En octobre, avec la diminution des pluies de mousson, les eaux recommencent à couler vers le sud, à travers le Vietnam et la mer de Chine. Les habitants du Grand Lac célèbrent ce phénomène unique au monde avec le traditionnel festival de l’eau ou Bon Om Touk (ព្រះរាជពិធីបុណ្យអ៊ុំទូក)
90 % des habitants des villages flottants sont des pêcheurs et chaque jour, ils se lèvent à 5 heures du matin, comme le faisaient leurs arrière-grands-pères, détachent leurs embarcations motorisées et remontent les affluents quelques kilomètres en amont pour atteindre le Grand Lac à l’aube. Les activités qui commencent très tôt avec la traction d’un filet sur le bateau ne sont que le début d’une longue journée de travail. Les familles, voisins, pères et fils travaillent souvent ensemble pour libérer les poissons du filet après les captures et les vider dans les petites embarcations. Certains jours, une famille de pêcheurs peut capturer jusqu’à 100 kilos de poisson.

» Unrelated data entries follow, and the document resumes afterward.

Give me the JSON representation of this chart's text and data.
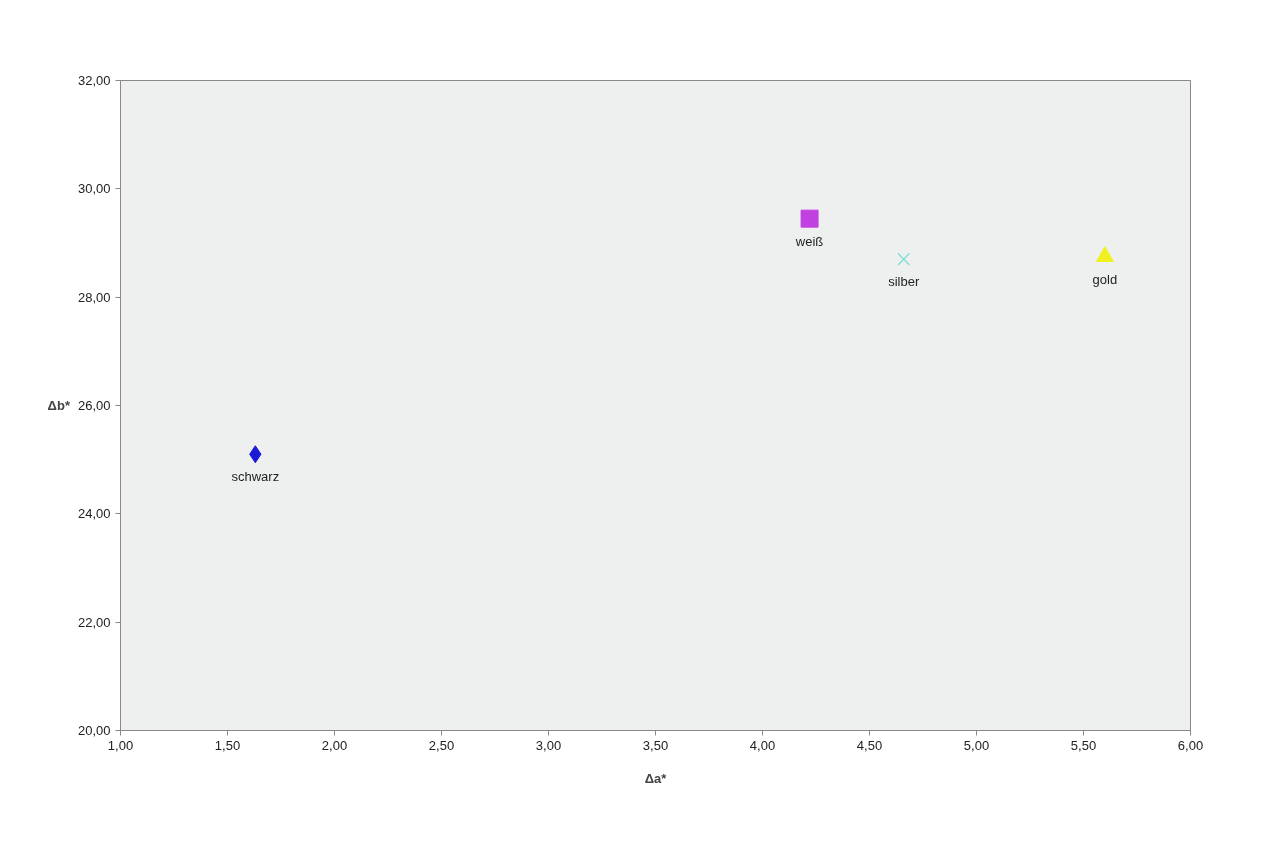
{
  "chart_data": {
    "type": "scatter",
    "xlabel": "Δa*",
    "ylabel": "Δb*",
    "xlim": [
      1,
      6
    ],
    "ylim": [
      20,
      32
    ],
    "xticks": [
      {
        "value": 1,
        "label": "1,00"
      },
      {
        "value": 1.5,
        "label": "1,50"
      },
      {
        "value": 2,
        "label": "2,00"
      },
      {
        "value": 2.5,
        "label": "2,50"
      },
      {
        "value": 3,
        "label": "3,00"
      },
      {
        "value": 3.5,
        "label": "3,50"
      },
      {
        "value": 4,
        "label": "4,00"
      },
      {
        "value": 4.5,
        "label": "4,50"
      },
      {
        "value": 5,
        "label": "5,00"
      },
      {
        "value": 5.5,
        "label": "5,50"
      },
      {
        "value": 6,
        "label": "6,00"
      }
    ],
    "yticks": [
      {
        "value": 20,
        "label": "20,00"
      },
      {
        "value": 22,
        "label": "22,00"
      },
      {
        "value": 24,
        "label": "24,00"
      },
      {
        "value": 26,
        "label": "26,00"
      },
      {
        "value": 28,
        "label": "28,00"
      },
      {
        "value": 30,
        "label": "30,00"
      },
      {
        "value": 32,
        "label": "32,00"
      }
    ],
    "grid": false,
    "series": [
      {
        "name": "schwarz",
        "color": "#1a1ad6",
        "marker": "diamond",
        "x": [
          1.63
        ],
        "values": [
          25.1
        ]
      },
      {
        "name": "weiß",
        "color": "#c040e0",
        "marker": "square",
        "x": [
          4.22
        ],
        "values": [
          29.45
        ]
      },
      {
        "name": "silber",
        "color": "#80e0d0",
        "marker": "cross",
        "x": [
          4.66
        ],
        "values": [
          28.7
        ]
      },
      {
        "name": "gold",
        "color": "#f0f020",
        "marker": "triangle",
        "x": [
          5.6
        ],
        "values": [
          28.75
        ]
      }
    ]
  }
}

Les poissons sont ensuite transportés vers les maisons qui possèdent l’équipement de base de transformation de la pâte de poisson ou prahok. Femmes et les enfants prennent en charge le processus de préparation du poisson, du sel et des ingrédients pour produire cette pâte de poisson très prisée des Cambodgiens.
Ces jours d’abondance compensent les longs mois de la saison sèche alors que les pêcheurs font peu de prises et se tournent parfois vers d’autres activités. Le développement économique très rapide du pays a aussi sensiblement affecté l’activité sur le lac et ses zones de pêche.
Si la pêche représente la partie centrale de la vie le long du Tonlé Sap, le Grand Lac est bien plus qu’une zone de pêche abondante. Le fleuve est surtout le cœur battant du Cambodge et symbolise aussi un peuple qui gagne sa vie avec la richesse de sa terre et les fruits de son dur labeur. Le Grand Lac est sans conteste une merveille écologique du monde et l’on souhaite qu’il puisse nourrir le peuple cambodgien pendant encore de longues années.